(Kiev) L’Ukraine et les séparatistes prorusses ont annoncé mardi le début du retrait de leurs troupes dans un secteur clé de la ligne de front dans l’est du pays, suscitant à Kiev des craintes de «capitulation» face à la Russie.

Le recul des troupes dans trois petits secteurs de la ligne de front est une condition préalable posée par la Russie pour le déroulement à Paris d’un sommet dit de format de Normandie, et visant à relancer le processus de paix.  

Repoussée à plusieurs reprises en raison des échanges de tirs dans cette zone, l’opération a finalement commencé mardi près de Zoloté, une localité de la région orientale ukrainienne de Lougansk, sans aucune annonce préalable et sans la présence de médias.

«Le processus de désengagement a commencé des deux côtés», a déclaré l’armée ukrainienne dans un communiqué.  

Cette information a été confirmée par les séparatistes au pouvoir à Lougansk et par l’Organisation pour la sécurité et la coopération en Europe (OSCE), qui dispose d’une mission d’observation sur le terrain.  

«Je pense que nous nous sommes fortement rapprochés» d’un sommet «dans le format de Normandie», a déclaré dans la soirée à l’agence Interfax-Ukraine le président ukrainien Volodymyr Zelensky.  

Moscou a salué l’annonce appelant à entamer sans délai la même opération à Petrivské, dernier des trois secteurs concernés. «Après quoi, sans perdre la vitesse, (il faut) lancer les préparatifs pour le sommet de Normandie», a déclaré Vladislav Sourkov, un conseiller de Vladimir Poutine, cité par l’agence Tass.  

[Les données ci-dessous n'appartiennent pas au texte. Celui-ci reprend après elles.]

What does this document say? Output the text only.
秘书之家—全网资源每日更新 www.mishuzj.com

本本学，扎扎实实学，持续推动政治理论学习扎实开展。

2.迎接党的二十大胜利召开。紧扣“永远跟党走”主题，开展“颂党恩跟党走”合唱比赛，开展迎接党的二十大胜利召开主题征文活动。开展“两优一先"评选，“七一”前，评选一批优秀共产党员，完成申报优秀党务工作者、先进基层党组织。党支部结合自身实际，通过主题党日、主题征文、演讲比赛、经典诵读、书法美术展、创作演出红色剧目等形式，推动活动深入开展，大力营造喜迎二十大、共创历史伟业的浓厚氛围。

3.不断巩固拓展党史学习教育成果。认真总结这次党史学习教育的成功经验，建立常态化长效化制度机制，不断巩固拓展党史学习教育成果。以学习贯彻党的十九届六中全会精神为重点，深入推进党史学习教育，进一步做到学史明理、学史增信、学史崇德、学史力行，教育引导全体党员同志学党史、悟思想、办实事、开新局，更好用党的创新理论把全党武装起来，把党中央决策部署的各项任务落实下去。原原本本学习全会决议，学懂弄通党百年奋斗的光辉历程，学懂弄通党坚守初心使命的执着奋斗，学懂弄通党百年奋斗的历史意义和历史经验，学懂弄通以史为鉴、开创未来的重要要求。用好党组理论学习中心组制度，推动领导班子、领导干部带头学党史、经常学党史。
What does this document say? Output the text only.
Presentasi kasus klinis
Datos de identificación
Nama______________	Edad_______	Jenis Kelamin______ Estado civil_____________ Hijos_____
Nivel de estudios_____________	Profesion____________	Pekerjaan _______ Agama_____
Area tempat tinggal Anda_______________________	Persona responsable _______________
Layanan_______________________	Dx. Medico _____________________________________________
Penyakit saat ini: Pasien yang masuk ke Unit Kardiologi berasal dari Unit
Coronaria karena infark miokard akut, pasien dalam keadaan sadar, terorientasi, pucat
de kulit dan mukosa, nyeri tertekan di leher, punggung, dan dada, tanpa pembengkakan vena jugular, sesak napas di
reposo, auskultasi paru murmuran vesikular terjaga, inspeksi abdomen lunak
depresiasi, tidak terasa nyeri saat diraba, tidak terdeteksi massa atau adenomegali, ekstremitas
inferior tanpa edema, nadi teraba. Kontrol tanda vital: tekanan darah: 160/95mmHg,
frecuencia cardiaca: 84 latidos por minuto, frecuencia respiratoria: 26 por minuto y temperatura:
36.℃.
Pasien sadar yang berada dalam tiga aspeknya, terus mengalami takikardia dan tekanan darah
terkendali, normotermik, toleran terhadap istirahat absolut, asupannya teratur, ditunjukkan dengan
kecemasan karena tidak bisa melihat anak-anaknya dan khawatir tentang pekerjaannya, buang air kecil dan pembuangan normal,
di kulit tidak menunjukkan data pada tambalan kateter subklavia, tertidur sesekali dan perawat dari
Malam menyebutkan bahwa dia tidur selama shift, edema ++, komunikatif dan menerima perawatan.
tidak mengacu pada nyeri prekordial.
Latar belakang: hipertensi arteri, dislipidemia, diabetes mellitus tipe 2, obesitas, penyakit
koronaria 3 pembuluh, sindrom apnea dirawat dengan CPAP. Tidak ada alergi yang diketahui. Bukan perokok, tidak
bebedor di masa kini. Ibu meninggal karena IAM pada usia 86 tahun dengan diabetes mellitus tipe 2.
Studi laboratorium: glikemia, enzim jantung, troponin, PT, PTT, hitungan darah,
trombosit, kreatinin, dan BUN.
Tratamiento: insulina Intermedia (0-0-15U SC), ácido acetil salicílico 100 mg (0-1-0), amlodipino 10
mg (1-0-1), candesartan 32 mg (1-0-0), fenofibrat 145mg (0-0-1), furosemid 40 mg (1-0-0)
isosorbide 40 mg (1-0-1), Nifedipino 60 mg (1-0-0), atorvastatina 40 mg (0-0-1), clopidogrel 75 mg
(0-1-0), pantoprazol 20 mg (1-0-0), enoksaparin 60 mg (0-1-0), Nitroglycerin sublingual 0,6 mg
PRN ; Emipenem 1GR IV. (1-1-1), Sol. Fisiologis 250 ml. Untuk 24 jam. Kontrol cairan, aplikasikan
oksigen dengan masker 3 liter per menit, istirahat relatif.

Le désengagement, censé durer trois jours, se traduit par l’éloignement simultané d’un kilomètre de leurs positions actuelles des forces des belligérants, en vertu d’un accord signé en 2016 mais qui n’avait alors pas été appliqué.  

Prônée par le président Zelensky, qui s’empresse à rétablir la paix dans son pays depuis son élection en avril, cette idée a pourtant provoqué ces dernières semaines de vives protestations à Kiev, notamment dans les milieux patriotiques et parmi des anciens combattants de la guerre contre les séparatistes.  

Zelensky critiqué

Une organisation nationaliste a même déployé ses militants à Zoloté pour empêcher un éventuel recul des troupes ukrainiennes.

AFP

Volodymyr Zelensky

M. Zelensky s’est à plusieurs reprises rendu sur les lieux, en particulier deux jours la semaine dernière. Il y a rencontré des militaires, des protestataires nationalistes et la population dont au moins une partie est opposée au recul des soldats ukrainiens, craignant que les séparatistes ne s’y substituent.  

«Certains entretiens se sont avérés chargés d’émotions, mais je suis prêt à continuer à discuter et à chercher l’entente», a fait savoir M. Zelensky dans un communiqué samedi, à l’issue de ce déplacement. «Nous devons chercher des voies pour mettre fin à la guerre. Mais pas à tout prix […] Aucune capitulation n’aura lieu», a-t-il encore lancé.

Tous n’ont pas été convaincus.  

«Les dirigeants ukrainiens acceptent toutes les conditions posées par le Kremlin» pour obtenir une rencontre avec Vladimir Poutine, a accusé sur Facebook la députée prooccidentale Ivanna Klympouch-Tsyntsadzé. «Ce n’est pas une voie vers la paix mais une capitulation face au Kremlin».  

Un autre parlementaire pro-occidental, la star du rock ukrainien Sviatoslav Vakartchouk, a critiqué «l’erreur du président». «Le recul des troupes sans respect du cessez-le-feu total de sept jours est inadmissible», a-t-il écrit sur Facebook, alors que le ministère de la Défense faisait encore samedi état de tirs séparatistes à Zoloté.  

À l’appel d’anciens combattants et des nationalistes, quelque 300 Ukrainiens ont protesté dans la soirée devant la présidence contre le retrait des troupes en scandant : «Non à la capitulation!».

L’Ukraine est en proie depuis plus de cinq ans à un conflit militaire avec les rebelles pro-russes, soutenus par Moscou, qui a fait près de 13 000 morts. Malgré une baisse considérable de l’intensité des violences depuis des accords de paix en 2015, le processus de règlement politique est au point mort.  

Les sommets de format de Normandie qui réunissent les présidents ukrainien, russe, français et la chancelière allemande sont paralysés depuis 2016. Une nouvelle réunion des quatre dirigeants a été annoncée par la France pour septembre, mais n’a jamais eu lieu. Mardi, Kiev a dit «espérer» qu’elle pourrait se dérouler en novembre.